Looking back, 2018 and 2019 were great years for my racing. In December of 2018, I signed up for a local 5k with work friends. I didn’t train specifically for the race, but was running fast enough that I won a 5k for the first time ever. It wasn’t a huge event, but there were over 200 runners and, for a guy who barely made my high school varsity XC team, that felt amazing. I started off 2019 with new minimalist shoes which worked my calf muscles more and slowed me down a little. I still managed to run a decent 8k and half marathon. In July, I ran a larger 5k. This one had over 1500 runners and I managed to take 3rd behind two NCAA runners visiting from Georgia. Another exciting finish, but I only signed up for the run because work had a bunch of free entries. It certainly wasn’t a race I’d been dreaming about.
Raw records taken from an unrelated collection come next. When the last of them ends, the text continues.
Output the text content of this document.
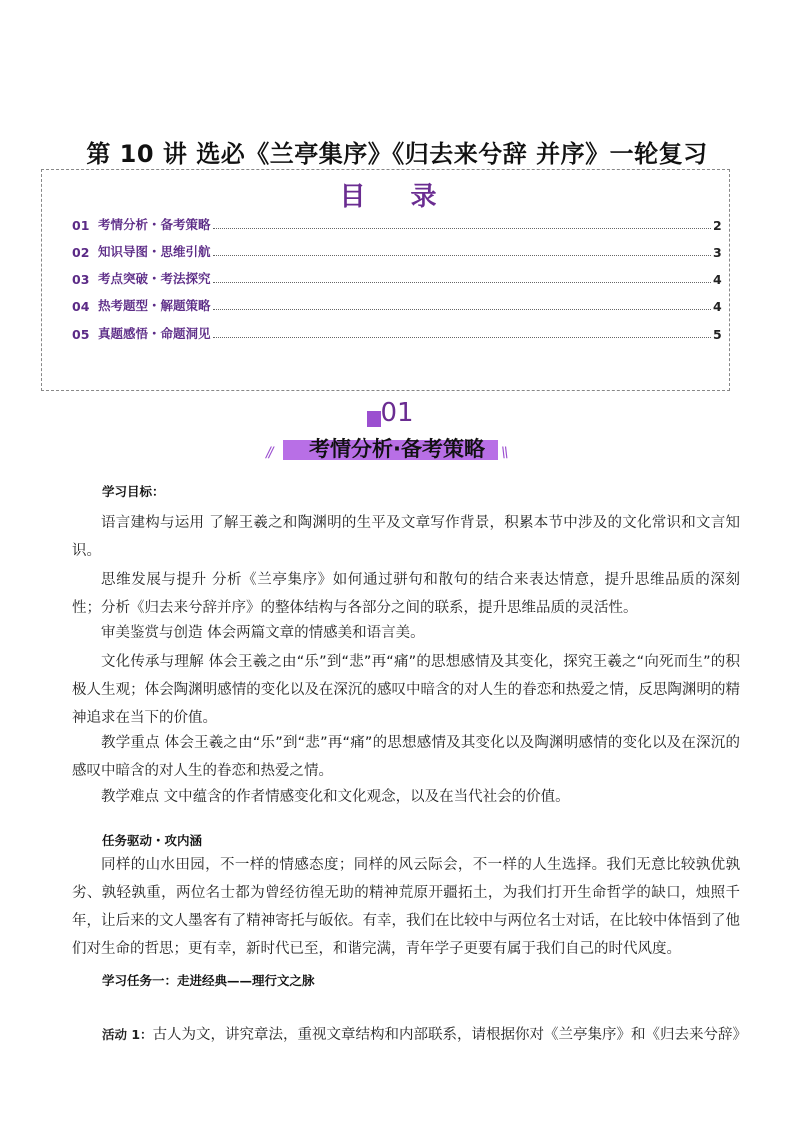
第 10 讲 选必《兰亭集序》《归去来兮辞 并序》一轮复习
目 录
01 考情分析・备考策略	2
02 知识导图・思维引航	3
03 考点突破・考法探究	4
04 热考题型・解题策略	4
05 真题感悟・命题洞见	5
01
//	\\
考情分析·备考策略
学习目标：
语言建构与运用 了解王羲之和陶渊明的生平及文章写作背景，积累本节中涉及的文化常识和文言知识。
思维发展与提升 分析《兰亭集序》如何通过骈句和散句的结合来表达情意，提升思维品质的深刻性；分析《归去来兮辞并序》的整体结构与各部分之间的联系，提升思维品质的灵活性。
审美鉴赏与创造 体会两篇文章的情感美和语言美。
文化传承与理解 体会王羲之由“乐”到“悲”再“痛”的思想感情及其变化，探究王羲之“向死而生”的积极人生观；体会陶渊明感情的变化以及在深沉的感叹中暗含的对人生的眷恋和热爱之情，反思陶渊明的精神追求在当下的价值。
教学重点 体会王羲之由“乐”到“悲”再“痛”的思想感情及其变化以及陶渊明感情的变化以及在深沉的感叹中暗含的对人生的眷恋和热爱之情。
教学难点 文中蕴含的作者情感变化和文化观念，以及在当代社会的价值。
任务驱动・攻内涵
同样的山水田园，不一样的情感态度；同样的风云际会，不一样的人生选择。我们无意比较孰优孰劣、孰轻孰重，两位名士都为曾经彷徨无助的精神荒原开疆拓土，为我们打开生命哲学的缺口，烛照千年，让后来的文人墨客有了精神寄托与皈依。有幸，我们在比较中与两位名士对话，在比较中体悟到了他们对生命的哲思；更有幸，新时代已至，和谐完满，青年学子更要有属于我们自己的时代风度。
学习任务一：走进经典——理行文之脉
活动 1：古人为文，讲究章法，重视文章结构和内部联系，请根据你对《兰亭集序》和《归去来兮辞》
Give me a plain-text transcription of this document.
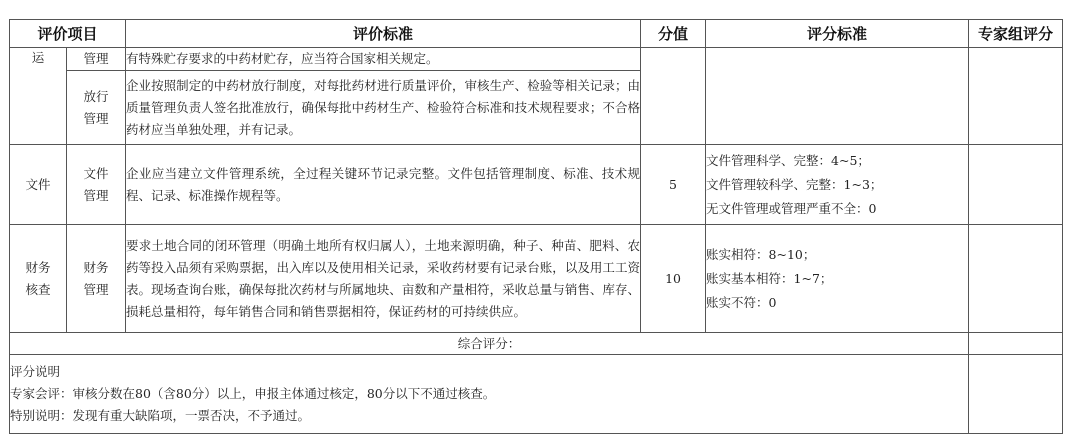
评价项目		评价标准	分值	评分标准	专家组评分
运	管理	有特殊贮存要求的中药材贮存，应当符合国家相关规定。			
	放行管理	企业按照制定的中药材放行制度，对每批药材进行质量评价，审核生产、检验等相关记录；由质量管理负责人签名批准放行，确保每批中药材生产、检验符合标准和技术规程要求；不合格药材应当单独处理，并有记录。			
文件	文件管理	企业应当建立文件管理系统，全过程关键环节记录完整。文件包括管理制度、标准、技术规程、记录、标准操作规程等。	5	文件管理科学、完整：4~5；
文件管理较科学、完整：1~3；
无文件管理或管理严重不全：0	

财务核查	财务管理	要求土地合同的闭环管理（明确土地所有权归属人），土地来源明确，种子、种苗、肥料、农药等投入品须有采购票据，出入库以及使用相关记录，采收药材要有记录台账，以及用工工资表。现场查询台账，确保每批次药材与所属地块、亩数和产量相符，采收总量与销售、库存、损耗总量相符，每年销售合同和销售票据相符，保证药材的可持续供应。	10	账实相符：8~10；
账实基本相符：1~7；
账实不符：0	

综合评分：					

评分说明
专家会评：审核分数在80（含80分）以上，申报主体通过核定，80分以下不通过核查。
特别说明：发现有重大缺陷项，一票否决，不予通过。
I ran a couple of other races that year and they fell into two categories: ones that felt fast, but weren’t that interesting; and one that had held my interest for about a year… but felt so slow. I ran a Ragnar Trail race on Mt Rainier in place of my brother who signed up before moving across the country and I ran a 5k that a friend organized. These were all fun races and I’m certainly glad I did them, but in my mind one of the best parts of a race (or travel… or anything that you plan months in advance) is the excitement of anticipation. It’s what drives the months of planning, preparing, and focus. The only race of 2019 I was anticipating was my first 50 miler and I’d been thinking about it for almost a year.
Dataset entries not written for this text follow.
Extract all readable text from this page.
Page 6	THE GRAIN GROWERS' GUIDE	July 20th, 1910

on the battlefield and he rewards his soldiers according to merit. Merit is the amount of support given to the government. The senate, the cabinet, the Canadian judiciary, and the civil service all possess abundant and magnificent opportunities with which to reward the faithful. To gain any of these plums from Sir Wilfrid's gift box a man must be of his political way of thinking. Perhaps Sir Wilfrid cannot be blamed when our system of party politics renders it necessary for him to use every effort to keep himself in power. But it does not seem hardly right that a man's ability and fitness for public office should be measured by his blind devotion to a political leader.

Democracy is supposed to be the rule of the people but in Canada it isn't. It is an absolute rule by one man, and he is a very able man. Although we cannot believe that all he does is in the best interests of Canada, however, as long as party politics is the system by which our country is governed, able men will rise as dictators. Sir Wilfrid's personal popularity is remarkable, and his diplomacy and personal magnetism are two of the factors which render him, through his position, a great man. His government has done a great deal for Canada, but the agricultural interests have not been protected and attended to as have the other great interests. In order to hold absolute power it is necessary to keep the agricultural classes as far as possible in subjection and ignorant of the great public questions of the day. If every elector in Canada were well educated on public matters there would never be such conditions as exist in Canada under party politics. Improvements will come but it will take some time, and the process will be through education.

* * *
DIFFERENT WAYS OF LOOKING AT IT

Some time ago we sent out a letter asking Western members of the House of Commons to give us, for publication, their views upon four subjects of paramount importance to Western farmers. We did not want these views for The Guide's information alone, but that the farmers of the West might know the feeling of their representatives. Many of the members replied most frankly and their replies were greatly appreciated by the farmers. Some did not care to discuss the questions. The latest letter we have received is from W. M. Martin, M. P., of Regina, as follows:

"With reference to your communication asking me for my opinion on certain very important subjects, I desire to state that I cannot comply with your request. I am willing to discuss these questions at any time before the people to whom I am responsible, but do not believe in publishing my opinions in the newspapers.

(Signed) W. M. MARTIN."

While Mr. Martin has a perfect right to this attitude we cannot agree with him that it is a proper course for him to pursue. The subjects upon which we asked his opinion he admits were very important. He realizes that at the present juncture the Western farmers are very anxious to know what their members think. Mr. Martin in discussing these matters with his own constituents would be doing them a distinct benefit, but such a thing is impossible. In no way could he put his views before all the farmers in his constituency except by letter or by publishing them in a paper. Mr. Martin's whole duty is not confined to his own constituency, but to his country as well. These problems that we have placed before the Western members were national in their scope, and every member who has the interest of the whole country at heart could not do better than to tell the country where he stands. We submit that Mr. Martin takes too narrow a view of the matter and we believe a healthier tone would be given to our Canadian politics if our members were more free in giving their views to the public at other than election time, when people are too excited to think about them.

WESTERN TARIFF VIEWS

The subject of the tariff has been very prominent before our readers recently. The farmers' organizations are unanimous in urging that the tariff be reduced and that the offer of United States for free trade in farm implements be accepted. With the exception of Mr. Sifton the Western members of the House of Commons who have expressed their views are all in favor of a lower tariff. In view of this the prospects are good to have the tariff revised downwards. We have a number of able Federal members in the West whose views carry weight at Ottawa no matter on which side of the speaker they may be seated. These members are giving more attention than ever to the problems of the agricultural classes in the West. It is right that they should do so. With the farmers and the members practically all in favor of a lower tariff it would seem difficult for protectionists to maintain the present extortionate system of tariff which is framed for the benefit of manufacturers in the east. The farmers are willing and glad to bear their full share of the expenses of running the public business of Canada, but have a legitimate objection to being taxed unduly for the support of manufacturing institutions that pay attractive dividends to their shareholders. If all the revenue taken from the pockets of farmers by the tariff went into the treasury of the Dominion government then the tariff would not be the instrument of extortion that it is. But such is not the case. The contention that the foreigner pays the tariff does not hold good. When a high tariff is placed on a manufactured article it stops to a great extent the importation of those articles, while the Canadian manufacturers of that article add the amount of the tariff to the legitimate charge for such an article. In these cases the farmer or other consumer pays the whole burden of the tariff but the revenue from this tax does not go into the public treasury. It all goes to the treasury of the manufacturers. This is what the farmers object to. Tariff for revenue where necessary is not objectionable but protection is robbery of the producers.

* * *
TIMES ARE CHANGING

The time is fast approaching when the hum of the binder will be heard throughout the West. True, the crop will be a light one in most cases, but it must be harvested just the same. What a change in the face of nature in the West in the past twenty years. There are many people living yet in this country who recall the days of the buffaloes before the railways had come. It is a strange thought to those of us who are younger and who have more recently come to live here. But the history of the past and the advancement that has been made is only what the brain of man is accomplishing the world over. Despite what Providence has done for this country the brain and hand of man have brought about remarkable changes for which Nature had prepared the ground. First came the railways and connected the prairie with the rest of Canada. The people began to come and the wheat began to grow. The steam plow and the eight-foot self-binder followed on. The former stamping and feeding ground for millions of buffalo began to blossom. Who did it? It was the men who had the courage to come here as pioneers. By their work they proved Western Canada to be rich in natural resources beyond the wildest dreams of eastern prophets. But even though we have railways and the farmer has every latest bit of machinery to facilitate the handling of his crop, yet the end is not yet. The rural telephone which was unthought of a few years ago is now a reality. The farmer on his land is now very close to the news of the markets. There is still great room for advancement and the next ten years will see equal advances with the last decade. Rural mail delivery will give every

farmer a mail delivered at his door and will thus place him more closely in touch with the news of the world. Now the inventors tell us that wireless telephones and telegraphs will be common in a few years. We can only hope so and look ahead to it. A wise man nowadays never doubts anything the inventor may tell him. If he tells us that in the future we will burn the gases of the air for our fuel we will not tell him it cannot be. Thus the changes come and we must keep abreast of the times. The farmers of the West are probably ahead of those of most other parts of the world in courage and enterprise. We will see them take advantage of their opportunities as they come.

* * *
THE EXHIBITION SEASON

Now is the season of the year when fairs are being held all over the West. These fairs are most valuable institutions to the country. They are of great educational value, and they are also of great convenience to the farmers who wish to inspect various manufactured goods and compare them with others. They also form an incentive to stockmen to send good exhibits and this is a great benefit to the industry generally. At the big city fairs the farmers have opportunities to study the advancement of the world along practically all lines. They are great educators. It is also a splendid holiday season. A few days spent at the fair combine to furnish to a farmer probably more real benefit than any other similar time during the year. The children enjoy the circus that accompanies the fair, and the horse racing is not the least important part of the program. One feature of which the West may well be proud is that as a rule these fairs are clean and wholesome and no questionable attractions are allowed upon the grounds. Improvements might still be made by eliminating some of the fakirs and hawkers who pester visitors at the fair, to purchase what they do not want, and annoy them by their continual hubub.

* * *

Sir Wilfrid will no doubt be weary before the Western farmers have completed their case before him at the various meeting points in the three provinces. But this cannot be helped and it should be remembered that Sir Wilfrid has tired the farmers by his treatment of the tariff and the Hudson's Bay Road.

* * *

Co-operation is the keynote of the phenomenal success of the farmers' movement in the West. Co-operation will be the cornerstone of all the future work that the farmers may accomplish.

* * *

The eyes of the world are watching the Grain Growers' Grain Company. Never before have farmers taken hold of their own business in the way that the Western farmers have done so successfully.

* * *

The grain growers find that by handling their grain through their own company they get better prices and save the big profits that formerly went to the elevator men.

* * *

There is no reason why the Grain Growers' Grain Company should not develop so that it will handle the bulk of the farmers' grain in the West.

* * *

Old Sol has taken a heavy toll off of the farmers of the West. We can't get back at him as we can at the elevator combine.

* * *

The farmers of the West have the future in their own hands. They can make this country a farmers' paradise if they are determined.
There were about 80 of us toeing the line at 6am. When the gun went off, I was feeling good, plus a mixture of excitement and nervous, so I went out a bit too fast. Over the first 10 miles, I went back and forth with another guy as the front runner. I knew it was too fast but I was also realizing my legs weren’t going to be the issue, so why not keep going? I was still running my new minimalist shoes. By now, I was used to how they worked my calves. I had trained on roads and some dirt trails. I was ready for the distance. I was not ready for the gnarly gravel that made the trail we ran. By mile 5, the bottoms of my feet were starting to hurt and shortly beyond the 10 mile mark, I watched the other runner drop me as I slowed. There was a lot more walking that day than I expected. By mile 20, it was obvious that I was not going to be anywhere near my hoped-for pace, but I still wanted to finish. The last quarter mile was on a soft forest trail so I managed to look strong at the end. It was a rough day, but like the other races that year, I’m very happy I did it. Even though the race hadn’t gone how I hoped, the excitement of anticipation had kept me going and given me focus which is what I most look for in an adventure or race.
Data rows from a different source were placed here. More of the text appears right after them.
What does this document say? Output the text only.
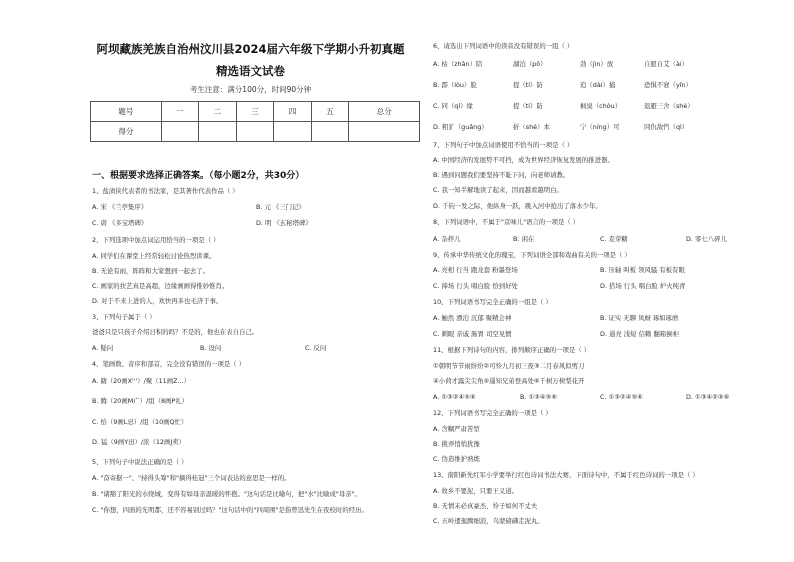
阿坝藏族羌族自治州汶川县2024届六年级下学期小升初真题
精选语文试卷
考生注意：满分100分，时间90分钟
题号	一	二	三	四	五	总分
得分						
一、根据要求选择正确答案。（每小题2分，共30分）
1、盐渍侠代表者的书法家，是其著作代表作品（ ）
A. 宋 《兰亭集序》	B. 元 《三门记》
C. 唐 《多宝塔碑》	D. 明 《玄秘塔碑》
2、下列选项中加点词运用恰当的一项是（ ）
A. 同学们在课堂上经常轻松讨论热烈讲课。
B. 无论有雨，阵阵和大家想到一起去了。
C. 画家的扶艺真是高超，边缘画画得惟妙惟肖。
D. 对于不来上进的人，欢快再多也毛济于事。
3、下列句子属于（ ）
爸爸只是只孩子介绍日积的吗？不是的，他也在表自自己。
A. 疑问	B. 设问	C. 反问
4、笔画数、音序和部首，完全没有错误的一项是（ ）
A. 籍（20画X'''）/聚（11画Z...）
B. 腾（20画M广）/组（8画P礼）
C. 拾（9画L忌）/组（10画Q忙）
D. 猛（9画Y田）/浓（12画J卖）
5、下列句子中说法正确的是（ ）
A. "奋寄据一"、"持得头筹"和"摘得桂冠"三个词表达的意思是一样的。
B. "诸豁了阳光的水绕城，变得有如母亲温暖的怀抱。"这句话是比喻句，把"水"比喻成"母亲"。
C. "你想，四面的光明都，还不容易别过吗？"这句话中的"四周围"是指曾迅先生在夜校时的经历。
6、请选出下列词语中的读音没有错误的一组（ ）
A. 枯（zhān）陪	湖泊（pō）	劲（jìn）放	自愿自艾（ài）
B. 霹（lòu）脸	提（tí）防	追（dài）捕	恐惧不窘（yǐn）
C. 同（qí）缘	提（tí）防	枫臭（chòu）	退避三舍（shè）
D. 粗犷（guǎng）	折（shé）本	宁（níng）可	同仇敌忾（qì）
7、下列句子中加点词语使用不恰当的一项是（ ）
A. 中国经济的发展势不可挡，成为世界经济恢复发展的推进器。
B. 遇到问题我们要坚持不耻下问，向老师请教。
C. 我一知半解地读了起来，因而越看越明白。
D. 千钧一发之际，他纵身一跃，跳入河中抢出了落水少年。
8、下列词语中，不属于"京味儿"语言的一项是（ ）
A. 杂拌儿	B. 闲在	C. 麦芽糖	D. 零七八碎儿
9、传承中华传统文化的瑰宝，下列词语全部和戏曲有关的一项是（ ）
A. 亮相 行当 跑龙套 粉墨登场	B. 压轴 叫板 领风骚 有板有眼
C. 捧场 行头 唱白脸 恰到好处	D. 搭场 行头 唱白脸 炉火纯青
10、下列词语书写完全正确的一组是（ ）
A. 触然 漂泊 沉郁 聚精会神	B. 证实 无聊 凤蚜 琢如琢磨
C. 刺眼 亲戚 肠胃 司空见惯	D. 通亮 浅短 信赖 翻箱倒柜
11、根据下列诗句的内容，排列顺序正确的一项是（ ）
①朝明节节雨纷纷②可怜九月初三夜③二月春风似剪刀
④小荷才露尖尖角⑤遥知兄弟登高处⑥千树万树梨花开
A. ①③②④⑤⑥	B. ①③④⑤⑥	C. ①③②④⑤⑥	D. ①③④②⑤⑥
12、下列词语书写完全正确的一项是（ ）
A. 含糊严肃苦型
B. 挑弄悄悄犹豫
C. 伪造维护熟练
13、南阳新先红军小学要举行红色诗词书法大赛，下面诗句中，不属于红色诗词的一项是（ ）
A. 故乡不要泥，只要王义道。
B. 无情未必真豪杰，怜子如何不丈夫
C. 五岭逶迤腾细浪，乌蒙磅礴走泥丸。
Since then, there hasn’t been a race that got me excited. I’ve done a couple of friendly 5ks but all that excitement of anticipation has been focused elsewhere… mostly with kayaking. Now I’m starting to look around again to see what race might cause that spark that gets me excited again. I’m not sure if it will be running, kayaking, biking, swim-run, or something else entirely. Until I find it, I’ll keep running with friends at group runs and looking for that unique race that I’ll be able to look forward to for months.